Investment Commentary and Summit Family Updates
Spotlight on Real Estate
Real estate has gone from one of the best performing asset classes in recent years to one of the worst in the COVID market downturn. Real estate investments (or more specifically Real Estate Investment Trusts or REITs) tend to be economically sensitive and provide investors with relatively low correlation to stock and bond market returns. However, correlations tend to spike during liquidity crunches. As of March 31, 2020, U.S. REITs had average leverage of 41% during the time period of 2004 through Q1 2020, with leverage falling to the low-to-mid 30%s over the past 5 years. Leverage is defined as total liabilities plus preferred stock, divided by the current value of assets of all sectors in the REIT coverage universe (data provided by Green Street Advisors).
One concern resulting from the virus pandemic is the REIT weighting to retail space and hotels in portfolios. Summit is primarily using DFA Global Real Estate (DFGEX) in client accounts and the following is a deeper dive into the fund:
- As of March 31, 2020, the fund contains 450 holdings in large and small REIT investments providing exposure to over 229,000 properties around the world with a market capitalization of $1.25 Trillion.
- Approximately 66% of the weighting is in the United States. Of the remaining 34%, the largest allocations are to Japan (10%), Australia (5%) and the United Kingdom (5%).
- The major sectors of investment, based on percentage of assets as of 3/31/2020 are:
- 27% Specialized – This is a broad definition. Cell towers, data storage facilities, and self-storage facilities are included in this group. To a much smaller extent, timberland and movie theaters also fall into this group.
- 14% Office – The US market has a smaller allocation to office REITs than the international market. Offices range from skyscrapers to office parks with specializations including central business districts, suburban areas, government tenants, etc.
- 13.5% Retail – The US market also has a smaller allocation to retail REITs than the international market. Retail includes malls, outlet centers, grocery-anchored shopping centers, and big box stores.
- 13% Industrial – Warehouses and distribution centers make up a majority of this sector.
- 12% Residential – This sector includes apartment buildings, student housing, manufactured homes and single-family homes.
- 11% Diversified – Not all REITs invest in one-type of property. Those which invest in a mix of different properties, such as both office and industrial, are classified as diversified.
- 7% Health Care – Senior Living Facilities, hospitals, medical office buildings and skilled nursing facilities comprise this sector.
- 2.5% Hotel & Resort – Short-term stay facilities fall into this category.
Our investment committee continues to analyze the fund, as well as our other funds used in this asset class. We are comfortable with the diversified approach by the fund management and are not recommending any changes to the target allocation to real estate in client portfolios. As always, please contact your Summit team with any questions.
Other Investment Resources
We continue to recommend Liz Ann Sonders and Jeffrey Kleintop as two resources for information on the markets and economy. Here are links to their latest commentary:
- Liz Ann Sonders: Every Picture Tells a Story
- Jeffrey Kleintop: What’s the Future Payback for the Stimulus?
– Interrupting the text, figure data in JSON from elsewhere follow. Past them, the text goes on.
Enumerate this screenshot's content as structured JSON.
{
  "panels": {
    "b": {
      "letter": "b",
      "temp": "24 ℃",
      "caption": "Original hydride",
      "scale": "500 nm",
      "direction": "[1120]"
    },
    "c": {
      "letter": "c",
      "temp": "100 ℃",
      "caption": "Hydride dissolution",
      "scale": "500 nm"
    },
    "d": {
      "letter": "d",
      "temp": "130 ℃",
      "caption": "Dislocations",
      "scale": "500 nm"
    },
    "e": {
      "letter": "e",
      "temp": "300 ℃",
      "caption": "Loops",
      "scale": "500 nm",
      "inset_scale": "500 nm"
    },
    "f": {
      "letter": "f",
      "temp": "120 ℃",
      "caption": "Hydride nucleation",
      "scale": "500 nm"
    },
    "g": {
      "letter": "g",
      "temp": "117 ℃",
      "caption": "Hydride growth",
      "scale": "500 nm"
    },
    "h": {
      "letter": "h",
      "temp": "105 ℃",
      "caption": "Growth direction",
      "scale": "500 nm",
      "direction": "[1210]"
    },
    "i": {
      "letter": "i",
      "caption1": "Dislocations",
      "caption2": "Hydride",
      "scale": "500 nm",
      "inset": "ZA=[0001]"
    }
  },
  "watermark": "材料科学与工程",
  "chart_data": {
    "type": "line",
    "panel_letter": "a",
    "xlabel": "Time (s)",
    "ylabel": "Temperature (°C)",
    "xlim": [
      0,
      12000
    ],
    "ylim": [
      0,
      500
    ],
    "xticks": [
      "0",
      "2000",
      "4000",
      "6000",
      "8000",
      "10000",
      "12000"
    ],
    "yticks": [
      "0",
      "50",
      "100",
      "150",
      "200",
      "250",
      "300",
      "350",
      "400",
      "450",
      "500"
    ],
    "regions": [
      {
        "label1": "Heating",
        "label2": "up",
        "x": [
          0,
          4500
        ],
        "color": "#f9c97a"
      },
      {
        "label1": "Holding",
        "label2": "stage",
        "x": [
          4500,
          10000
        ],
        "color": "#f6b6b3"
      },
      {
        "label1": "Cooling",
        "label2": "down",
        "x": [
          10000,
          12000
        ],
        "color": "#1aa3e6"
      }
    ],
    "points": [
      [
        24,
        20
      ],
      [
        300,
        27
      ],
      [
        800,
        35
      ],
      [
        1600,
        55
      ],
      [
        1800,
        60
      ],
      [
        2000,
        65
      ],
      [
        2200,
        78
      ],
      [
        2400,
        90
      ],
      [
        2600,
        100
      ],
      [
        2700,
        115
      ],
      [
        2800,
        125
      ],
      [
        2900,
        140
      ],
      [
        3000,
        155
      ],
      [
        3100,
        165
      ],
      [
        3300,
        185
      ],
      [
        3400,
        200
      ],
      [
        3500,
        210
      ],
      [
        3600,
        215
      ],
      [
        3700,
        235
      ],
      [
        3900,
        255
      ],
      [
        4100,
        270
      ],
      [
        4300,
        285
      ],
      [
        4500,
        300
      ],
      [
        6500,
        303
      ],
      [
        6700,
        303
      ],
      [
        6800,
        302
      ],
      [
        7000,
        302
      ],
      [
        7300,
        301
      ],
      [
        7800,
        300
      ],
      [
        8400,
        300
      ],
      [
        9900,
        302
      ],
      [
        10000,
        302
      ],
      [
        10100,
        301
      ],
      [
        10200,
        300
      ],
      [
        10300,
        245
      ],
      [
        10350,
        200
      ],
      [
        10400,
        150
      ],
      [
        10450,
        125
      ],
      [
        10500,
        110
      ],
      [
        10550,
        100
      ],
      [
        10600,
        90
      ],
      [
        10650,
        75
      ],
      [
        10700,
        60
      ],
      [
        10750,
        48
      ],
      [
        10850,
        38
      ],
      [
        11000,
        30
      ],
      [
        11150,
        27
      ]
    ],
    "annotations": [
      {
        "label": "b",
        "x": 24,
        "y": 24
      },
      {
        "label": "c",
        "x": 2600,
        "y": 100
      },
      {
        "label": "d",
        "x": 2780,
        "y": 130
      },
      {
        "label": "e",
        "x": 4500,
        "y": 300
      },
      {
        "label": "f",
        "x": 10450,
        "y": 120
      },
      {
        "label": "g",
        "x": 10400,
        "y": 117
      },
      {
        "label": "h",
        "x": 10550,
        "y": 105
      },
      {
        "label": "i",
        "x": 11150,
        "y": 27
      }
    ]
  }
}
Some Good News from the Summit Family
Congratulations to Brian’s daughter, Cristin Sutliff on her graduation from The Ohio State University! Cristin earned a BS in Financial Mathematics with a minor in Business. This Fall, she will be continuing her studies at University of Wisconsin-Madison, where she received a full scholarship to pursue a PhD in Consumer Behavior and Family Economics. Brian is one proud papa!
Congratulations to Liam’s son, Padraig Hurley, on his graduation from Olentangy Orange High School! Padraig will study physics at either The Ohio State University or Case Western Reserve University. We, along with his parents Qin and Liam, know he will have a bright future!
We are also thrilled to announce the birth of Ida Elizabeth Bond Small this month! She is the first grandchild of Marcia Bond, our internal accountant, and her husband Steve and they can’t wait until it is safe to travel to California to hold her! Congratulations to the Bonds and Ida’s parents Erin and Pete Small!